Ne pas être dupe de l’évaluation de la personnalité

« L’esprit est structuré comme un langage »,

« L’esprit est structuré comme un langage », cette hypothèse présentée comme un aphorisme par Le Ny en 2006 dans le prolongement du « L’inconscient est structuré comme un langage » de Lacan pose la question de la caractérisation de cet esprit et donc des aspirations personnelles, des valeurs, bref de ce que plus largement on peut mettre sous la bannière de la personnalité. L’expérience de tous les jours nous apprend la polysémie du langage : le sens d’un message dépend largement du contexte dans lequel il est prononcé, de la personne qui le prononce, et de celle qui l’entend. « J’apprends le français » n’a pas la même signification si cette phrase est prononcée par un enseignant de collège, par un étranger vivant en France, ou par un académicien.

L’usage des inventaires pour caractériser la personnalité

La caractérisation de la personnalité dans les évaluations professionnelles est jugée non seulement utile, mais aussi nécessaire par la plupart des praticiens des ressources humaines. Et c’est à travers le langage que passe cette caractérisation. Très concrètement, il convient de faire « dire » directement ou indirectement à un participant les éléments qui structurent sa personnalité. Ce praticien se trouve au carrefour de contraintes qu’il lui est complexe de concilier : il doit explorer les éléments de langage de la personne évaluée, il doit les retranscrire pour un commanditaire (un service des ressources humaines), et ce, en passant par le filtre de son propre langage et donc de sa propre structure.

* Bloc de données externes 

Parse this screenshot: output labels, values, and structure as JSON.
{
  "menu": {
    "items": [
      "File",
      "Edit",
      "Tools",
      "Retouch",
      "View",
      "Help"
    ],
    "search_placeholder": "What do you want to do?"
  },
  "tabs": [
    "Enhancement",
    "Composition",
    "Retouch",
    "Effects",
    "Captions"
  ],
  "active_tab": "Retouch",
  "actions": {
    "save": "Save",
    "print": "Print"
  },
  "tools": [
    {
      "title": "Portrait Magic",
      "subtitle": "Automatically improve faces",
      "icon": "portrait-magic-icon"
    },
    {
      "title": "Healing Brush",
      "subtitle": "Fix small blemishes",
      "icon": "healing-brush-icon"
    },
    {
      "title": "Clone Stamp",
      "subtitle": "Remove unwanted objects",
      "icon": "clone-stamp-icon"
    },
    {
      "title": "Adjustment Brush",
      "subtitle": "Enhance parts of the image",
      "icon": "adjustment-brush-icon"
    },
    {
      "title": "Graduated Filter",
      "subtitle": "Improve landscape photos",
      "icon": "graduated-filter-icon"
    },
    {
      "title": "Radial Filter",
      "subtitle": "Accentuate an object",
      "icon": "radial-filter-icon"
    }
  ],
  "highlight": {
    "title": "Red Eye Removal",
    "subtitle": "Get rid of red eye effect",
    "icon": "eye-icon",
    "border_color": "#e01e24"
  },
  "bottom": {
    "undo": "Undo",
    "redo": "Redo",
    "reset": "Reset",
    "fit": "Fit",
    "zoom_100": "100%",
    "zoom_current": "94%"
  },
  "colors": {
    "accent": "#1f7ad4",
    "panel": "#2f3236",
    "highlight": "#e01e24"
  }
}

Pour aider ces praticiens, des questionnaires (ou inventaires) de personnalité inondent les catalogues de nombreux cabinets RH avec pour ambition de mettre au premier rang l’objectivité de la mesure. Ces questionnaires font généralement converger vers un élément caractérisant un trait de personnalité : des propositions, des comportements, des attitudes ou des préférences. Ce trait de personnalité est traduit dans un score, lequel est le plus souvent comparé à une population de référence. Au final, la personnalité d’une personne est caractérisée par l’outil (i) à partir de la définition a priori de l’auteur du questionnaire, (ii) en fonction d’une population de référence. L’usage de cet outil ajoute donc à l’appréciation des éléments de personnalité 2 contraintes supplémentaires (le concepteur de l’outil et la population de référence) aux 3 citées plus haut (le participant, le commanditaire, et le praticien). La complexité confine alors à un repli normatif et simplificateur au paroxysme duquel on trouve l’évaluation chiffrée voire colorée …

Remettre le participant comme acteur de son évaluation

L’appréciation de la personnalité revient donc à remettre le participant (finalement le principal bénéficiaire) au cœur du dispositif, et précisément – puisqu’on parle de sa structure – y remettre le discours de ce participant. La valeur ajoutée du praticien n’est ainsi plus que de questionner sur les éléments de cette structure et de recueillir le discours correspondant.

Le compte-rendu de cet entretien rédigé par le praticien est de fait une résonance entre le discours du participant, le discours du praticien, le discours afférent à l’éventuel questionnaire utilisé, le discours de la population de référence, et le discours a priori du commanditaire (DRH, futur employeur …). La restitution d’un entretien de cette nature qu’il soit ou non outillé par un inventaire de personnalité vise à proposer un compte-rendu (l’agrégation de ces différents discours) qui permettre au participant de réagir et de produire un discours qui ait du sens.

De l’incomplétude de l’évaluation de la personnalité

Cette incomplétude est structurelle de l’activité de l’évaluation des personnes. Les structures mentales sont propres à chacun (individuels et institutionnels) et pour une grande partie inaccessibles puisque inconscientes. Restituer dans un discours aussi riche soit-il ne peut que relever d’approximations que la nature du langage impose à nous. Afficher un questionnaire objectif, une démarche sure est un leurre, que chaque praticien vient vite à dépasser, mettant – on peut le souhaiter – un peu d’humilité quant au discours de vérité qu’il peut tenir.

La compréhension de cet article est aussi un leurre, l’important n’est pas que le lecteur comprenne le message de l’auteur, mais que le discours qui sous-tend ce message permette une représentation qui fasse sens chez le lecteur.